I have a java class that parses an xml file, and writes its content to MySQL. Everything works fine, but the problem is when the xml file contains invalid unicode characters, an exception is thrown and the program stops parsing the file.
My provider sends this xml file on a daily basis with a list of products with its price, quantity etc. and I have no control over this, so invalid characters will always be there.
All I'm trying to do is to catch these errors, ignore them and continue parsing the rest of the xml file.
I've added a try-catch statements on the startElement
, endElement
and characters
methods of the SAXHandler class, however, they don't catch any exception and the execution stops whenever the parser finds an invalid character.

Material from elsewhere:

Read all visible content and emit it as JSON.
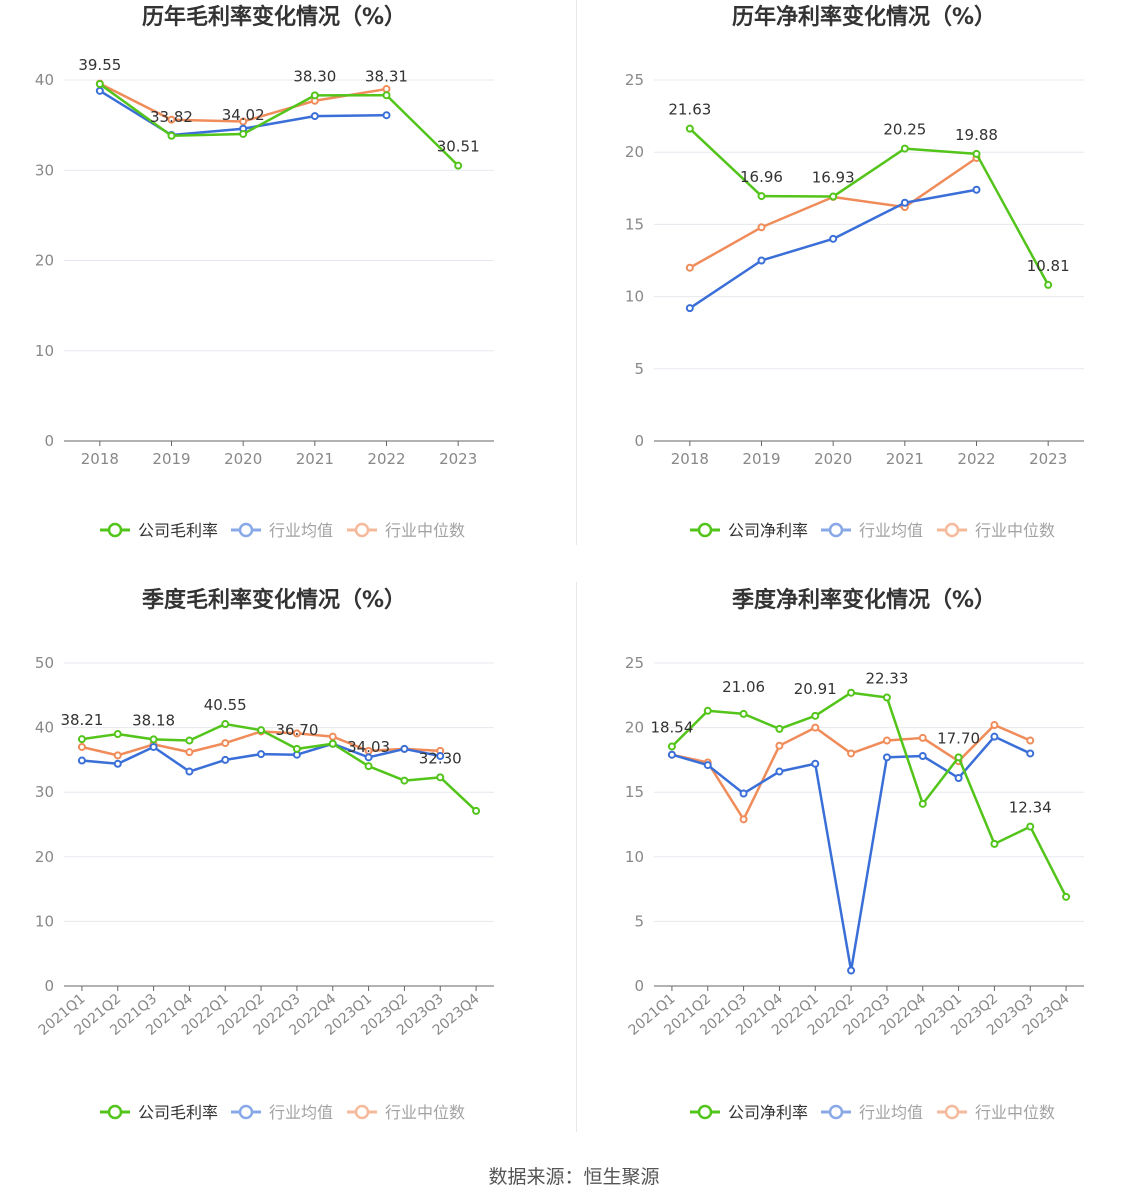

It seems that I can only catch these exceptions from the function who calls the parser:
try {
myIS = new FileInputStream(xmlFilePath);
parser.parse(myIS, handler);
retValue = true;
} catch(SAXParseException err) {
System.out.println("SAXParseException " + err);
}
However, that's useless in my case, even if the exception tells me where the invalid character is, the execution stops, so the list of products is far from being complete. This list has about 8,000 products and only a couple of invalid characters, however, if the invalid character is in the first 100 products, then all the 7,900 products are not updated in the database. I've also noticed that the endDocument
method is not called if an exception occurs.

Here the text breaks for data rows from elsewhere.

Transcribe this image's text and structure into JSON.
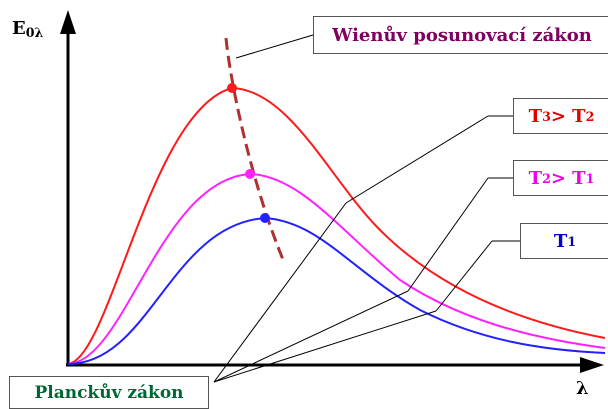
{
  "axes": {
    "y_label": "E",
    "y_label_sub": "0λ",
    "x_label": "λ"
  },
  "labels": {
    "wien": "Wienův posunovací zákon",
    "planck": "Planckův zákon",
    "t3_main": "T",
    "t3_sub1": "3",
    "t3_op": " > T",
    "t3_sub2": "2",
    "t2_main": "T",
    "t2_sub1": "2",
    "t2_op": " > T",
    "t2_sub2": "1",
    "t1_main": "T",
    "t1_sub1": "1"
  },
  "colors": {
    "t3": "#ff1a1a",
    "t2": "#ff22ff",
    "t1": "#2222ff",
    "wien_line": "#b03030",
    "wien_text": "#800060",
    "planck_text": "#006633",
    "t3_text": "#e00000",
    "t2_text": "#ee00ee",
    "t1_text": "#0000cc",
    "axis": "#000000",
    "leader": "#000000"
  },
  "curves": [
    {
      "name": "T3",
      "peak_x": 232,
      "peak_y": 88,
      "color_key": "t3"
    },
    {
      "name": "T2",
      "peak_x": 250,
      "peak_y": 174,
      "color_key": "t2"
    },
    {
      "name": "T1",
      "peak_x": 265,
      "peak_y": 218,
      "color_key": "t1"
    }
  ]
}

Somebody asked the same question here some years ago, but didn't get any solution.
I'd really appreciate any ideas or workarounds for this.

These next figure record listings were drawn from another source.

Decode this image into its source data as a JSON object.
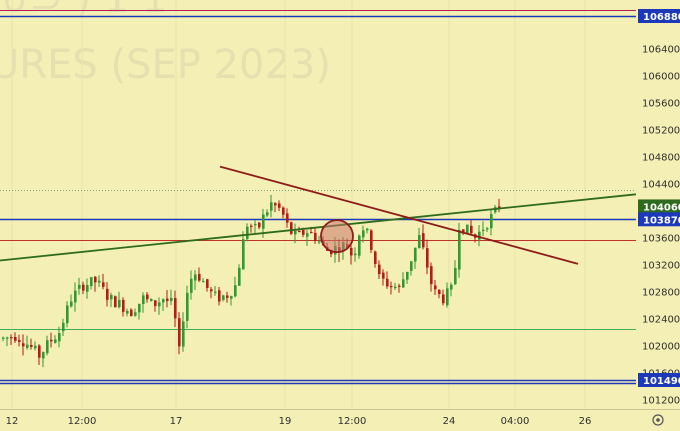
{
  "chart_data": {
    "type": "candlestick",
    "watermark": "URES (SEP 2023)",
    "x_ticks": [
      "12",
      "12:00",
      "17",
      "19",
      "12:00",
      "24",
      "04:00",
      "26"
    ],
    "y_ticks": [
      101200,
      101600,
      102000,
      102400,
      102800,
      103200,
      103600,
      104000,
      104400,
      104800,
      105200,
      105600,
      106000,
      106400
    ],
    "price_labels": [
      {
        "value": 106880,
        "text": "106880",
        "bg": "#1d38b8"
      },
      {
        "value": 104060,
        "text": "104060",
        "bg": "#2e6b1e"
      },
      {
        "value": 103870,
        "text": "103870",
        "bg": "#1d38b8"
      },
      {
        "value": 101490,
        "text": "101490",
        "bg": "#1d38b8"
      }
    ],
    "horizontal_lines": [
      {
        "value": 106880,
        "color": "#1d38b8"
      },
      {
        "value": 106970,
        "color": "#b2205a"
      },
      {
        "value": 104300,
        "color": "#7fa27f",
        "style": "dotted"
      },
      {
        "value": 103870,
        "color": "#1d38b8"
      },
      {
        "value": 103560,
        "color": "#c0312a"
      },
      {
        "value": 102250,
        "color": "#3fae5a"
      },
      {
        "value": 101490,
        "color": "#1d38b8"
      },
      {
        "value": 101440,
        "color": "#1d38b8"
      }
    ],
    "trend_lines": [
      {
        "name": "green-support",
        "color": "#2e6b1e",
        "points": [
          [
            0,
            103260
          ],
          [
            636,
            104240
          ]
        ]
      },
      {
        "name": "red-resistance",
        "color": "#8e1b1b",
        "points": [
          [
            220,
            104650
          ],
          [
            578,
            103210
          ]
        ]
      }
    ],
    "highlight_circle": {
      "x": 337,
      "y": 103620
    },
    "ylim": [
      100900,
      107150
    ],
    "last_price": 104060,
    "candle_colors": {
      "up": "#2f9a33",
      "down": "#b81a1a"
    }
  },
  "ui": {
    "settings_icon": "gear-icon"
  }
}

Data Sample (as requested):
<Producto>
<Brand>
<Description>Epson</Description>
<ManufacturerId>eps</ManufacturerId>
<BrandId>eps</BrandId>
</Brand>
<New>false</New>
<OnSale>null</OnSale>
<Type>Physical</Type>
<Description>Epson TM T88V - Impresora de recibos - línea térmica - rollo 8 cm - hasta 300 mm/segundo - paralelo, USB</Description>
<Category>
<CategoryId>pos</CategoryId>
<Description>Puntos de Venta</Description>
<Subcategories>
<CategoryId>pos.printer</CategoryId>
<Description>Impresoras para Recibos</Description>
</Subcategories>
</Category>
<InStock>0</InStock>
<Price>
<UnitPrice>4865.6042</UnitPrice>
<CurrencyId>MXN</CurrencyId>
</Price>
<Manufacturer>
<Description>Epson</Description>
<ManufacturerId>eps</ManufacturerId>
</Manufacturer>
<Mpn>C31CA85814</Mpn>
<Sku>PT910EPS27</Sku>
<CompilationDate>2020-02-25T12:30:14.6607135Z</CompilationDate>
</Producto>